Republican gubernatorial candidates Paul Mango and Scott Wagner were unapologetic Wednesday evening about the tone of their campaigns and their attack ads aimed at each other. 

The third candidate on the debate stage at Willow Valley Communities Cultural Center, Laura Ellsworth, said her competitors’ mudslinging “hurts the process” and leaders should “be decent.”

Wagner said repeatedly he’s focusing on the issues. He challenged Mango to run the rest of the primary campaign without either of them naming each other in ads.

Mango said he’d do “whatever I have to do” to give voters full information about the choice facing them.

Later, Mango said Wagner had “ambushed” him with an untruthful ad and said, “When I get punched, I’m going to punch back.”

Ellsworth, Mango and Wagner are seeking the Republican nomination for governor in the May 15 primary. The winner will face first-term Democratic Gov. Tom Wolf in the fall.

Wednesday’s forum was hosted by ABC 27, LNP, The Caucus and Lancaster Farming.

The candidates

Mango said observers have rated him the most conservative candidate in the race. He pledged to reverse decades of economic underperformance in Pennsylvania to “bring our jobs and our children back home.”

Wagner said his four decades as a businessman and his term as state senator have given him the experience to be governor.

He said “zero-based budgeting” would bring sorely lacking budget transparency and cost control to Harrisburg, saying state government suffers from “breathtaking” waste, fraud and abuse. He also stressed the importance of tackling problems such as the opioid crisis and veteran suicide.

Ellsworth touted her track record of leading western Pennsylvanian organizations that transformed the region from “dead in the water” to a vibrant, livable region. That transformation “can and should and must be done in every corner” of the state, she said.

Some agreement

All three pledged to reform taxes, rein in spending and stem or reverse Wolf’s policies. Mango and Wagner said they support eliminating school property taxes altogether. Ellsworth said she supports reducing them but that substituting taxes that are sensitive to the business cycle risks destabilizing education funding.

All three candidates said they favor reining in the Legislature’s cost. Wagner and Ellsworth support reducing the number of legislators, but Mango said he doesn’t because it could give rural constituencies less access.

Asked if nursing home regulations are adequate to prevent abuses, Mango said the homes are badly overregulated and should be freed to innovate.
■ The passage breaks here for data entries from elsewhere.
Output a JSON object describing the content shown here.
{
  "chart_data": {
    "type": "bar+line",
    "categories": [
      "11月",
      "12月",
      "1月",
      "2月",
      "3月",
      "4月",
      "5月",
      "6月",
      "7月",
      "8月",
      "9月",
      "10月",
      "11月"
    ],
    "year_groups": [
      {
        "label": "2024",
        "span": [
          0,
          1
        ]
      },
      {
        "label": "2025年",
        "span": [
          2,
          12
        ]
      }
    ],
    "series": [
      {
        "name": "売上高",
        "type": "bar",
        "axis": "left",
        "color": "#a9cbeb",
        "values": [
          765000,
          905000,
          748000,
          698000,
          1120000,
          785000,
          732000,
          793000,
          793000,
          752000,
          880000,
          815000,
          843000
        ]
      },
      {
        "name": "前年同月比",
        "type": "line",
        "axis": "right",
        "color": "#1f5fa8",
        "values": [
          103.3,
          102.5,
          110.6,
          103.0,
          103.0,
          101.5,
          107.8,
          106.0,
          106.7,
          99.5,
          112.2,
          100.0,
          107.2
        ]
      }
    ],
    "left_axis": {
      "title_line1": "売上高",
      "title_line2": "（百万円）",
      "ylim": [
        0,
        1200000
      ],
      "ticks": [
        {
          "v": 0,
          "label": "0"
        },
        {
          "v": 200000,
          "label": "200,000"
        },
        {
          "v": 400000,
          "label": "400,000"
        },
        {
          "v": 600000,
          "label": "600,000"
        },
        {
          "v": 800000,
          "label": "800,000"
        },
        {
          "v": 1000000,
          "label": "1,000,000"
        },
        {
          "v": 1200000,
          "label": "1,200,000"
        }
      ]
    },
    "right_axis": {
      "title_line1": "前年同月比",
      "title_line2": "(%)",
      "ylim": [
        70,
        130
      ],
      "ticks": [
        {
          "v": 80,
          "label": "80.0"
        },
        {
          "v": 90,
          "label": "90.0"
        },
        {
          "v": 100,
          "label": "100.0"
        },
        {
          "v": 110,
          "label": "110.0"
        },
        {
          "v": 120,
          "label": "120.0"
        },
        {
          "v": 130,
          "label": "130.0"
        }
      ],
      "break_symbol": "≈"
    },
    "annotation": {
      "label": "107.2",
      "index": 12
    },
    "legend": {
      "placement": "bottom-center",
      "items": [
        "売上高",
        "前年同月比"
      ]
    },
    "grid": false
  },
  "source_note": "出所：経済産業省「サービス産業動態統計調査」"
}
Wagner said the state Department of Human Services should adopt a more collaborative approach and stop treating every nursing home inspection as a “gotcha” opportunity.

Ellsworth said she would like to create more opportunities for seniors to age at their homes.

Harsh words

Mango questioned Wagner’s bona fides to clean up Harrisburg, citing a $3,500 penalty the senator recently paid to settle the Philadelphia Board of Ethics allegation that he had violated city campaign law by making two excess contributions to GOP district attorney candidate Beth Grossman.

Wagner said he had followed his elections compliance attorney’s advice in how he made the donations and made a “business decision” to pay the fine rather than spend an estimated $50,000 to $100,000 to fight it.

“I gave the money legally,” he said, to which Mango replied: “You broke the law, senator.”

In his closing statement, Mango said Pennsylvanians “want to be winners again” and that he “scrapped” his way to leadership in the military, school and in his business career.

Wagner said he’s created thousands of jobs and issued millions of paychecks, that he knows what it takes to build a business and how regulations hurt business owners. The state needs a governor who’s a “fighter and a survivor” like him, he said.

Ellsworth said she isn’t bothered by her financial disadvantage relative to the other two.

“It’s up to the voters,” she said, “not the wallets of the people up here. ... This race is not for sale.”